Arnie’s obsession with his car boils over until he delivers a great monologue to Dennis while finally “showing” Christine to him. He shows Dennis the Christine he knows that no one else knows, the Christine who drives on her own and can survive any crash and he tells him that love “eats everything.” And that sums up the entire movie. It kills him how much feeding that love eats, but if you feed it, it can be beautiful.
This is the destructive relationship at the heart of the film. The one that leads Christine to kill. Part of what makes the movie so interesting is how linked Arnie and Christine are by the end of the picture. When local bully Buddy Repperton and his gang trash Christine, seemingly beyond repair, Christine takes deadly vengeance on every single one of them.

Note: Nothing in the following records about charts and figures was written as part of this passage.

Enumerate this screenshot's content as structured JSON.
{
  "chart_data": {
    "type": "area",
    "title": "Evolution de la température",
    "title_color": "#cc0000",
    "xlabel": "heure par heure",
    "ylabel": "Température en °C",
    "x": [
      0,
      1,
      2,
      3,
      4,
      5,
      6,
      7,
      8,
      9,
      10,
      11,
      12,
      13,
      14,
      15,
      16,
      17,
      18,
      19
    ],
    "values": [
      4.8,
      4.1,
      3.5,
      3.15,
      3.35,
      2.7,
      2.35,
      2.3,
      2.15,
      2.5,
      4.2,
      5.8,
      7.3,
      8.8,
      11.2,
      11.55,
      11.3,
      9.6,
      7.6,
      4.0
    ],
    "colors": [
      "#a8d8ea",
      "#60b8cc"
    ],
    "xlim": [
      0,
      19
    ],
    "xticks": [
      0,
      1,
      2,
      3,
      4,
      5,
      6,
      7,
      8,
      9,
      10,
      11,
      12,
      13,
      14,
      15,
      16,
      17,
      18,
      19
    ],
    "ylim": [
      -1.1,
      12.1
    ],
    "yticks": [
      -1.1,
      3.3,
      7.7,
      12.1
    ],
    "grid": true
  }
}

But even if Christine is going after them, driving on her own, is it Christine who’s actually killing them or is it Arnie? Which one of them wanted that to happen more?

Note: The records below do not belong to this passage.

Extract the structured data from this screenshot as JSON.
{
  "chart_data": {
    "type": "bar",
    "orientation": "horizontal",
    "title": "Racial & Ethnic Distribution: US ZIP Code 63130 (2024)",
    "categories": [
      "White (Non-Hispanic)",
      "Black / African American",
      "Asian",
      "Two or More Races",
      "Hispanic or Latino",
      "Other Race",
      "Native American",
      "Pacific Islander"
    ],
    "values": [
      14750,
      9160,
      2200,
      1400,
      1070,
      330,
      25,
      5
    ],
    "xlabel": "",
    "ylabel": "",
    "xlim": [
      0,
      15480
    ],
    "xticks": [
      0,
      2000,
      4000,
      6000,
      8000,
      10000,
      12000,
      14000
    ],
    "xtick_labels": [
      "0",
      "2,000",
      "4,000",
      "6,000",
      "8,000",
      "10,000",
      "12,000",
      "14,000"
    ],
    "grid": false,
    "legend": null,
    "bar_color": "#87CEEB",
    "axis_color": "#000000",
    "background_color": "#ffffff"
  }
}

In the novel, Arnie is slowly becoming possessed by Roland LeBay, brother of George and previous owner of the car. While this is certainly scary, the feature’s ambiguous romance and lack of clear-cut origin for Christine’s supernatural nature make the whole story all the more intriguing. This is a movie that’s expertly made and definitely deserves more credit than it gets. People who love the work of both Carpenter and King have the most to gain from Christine as it is the perfect mixture of the two creators and their very different styles.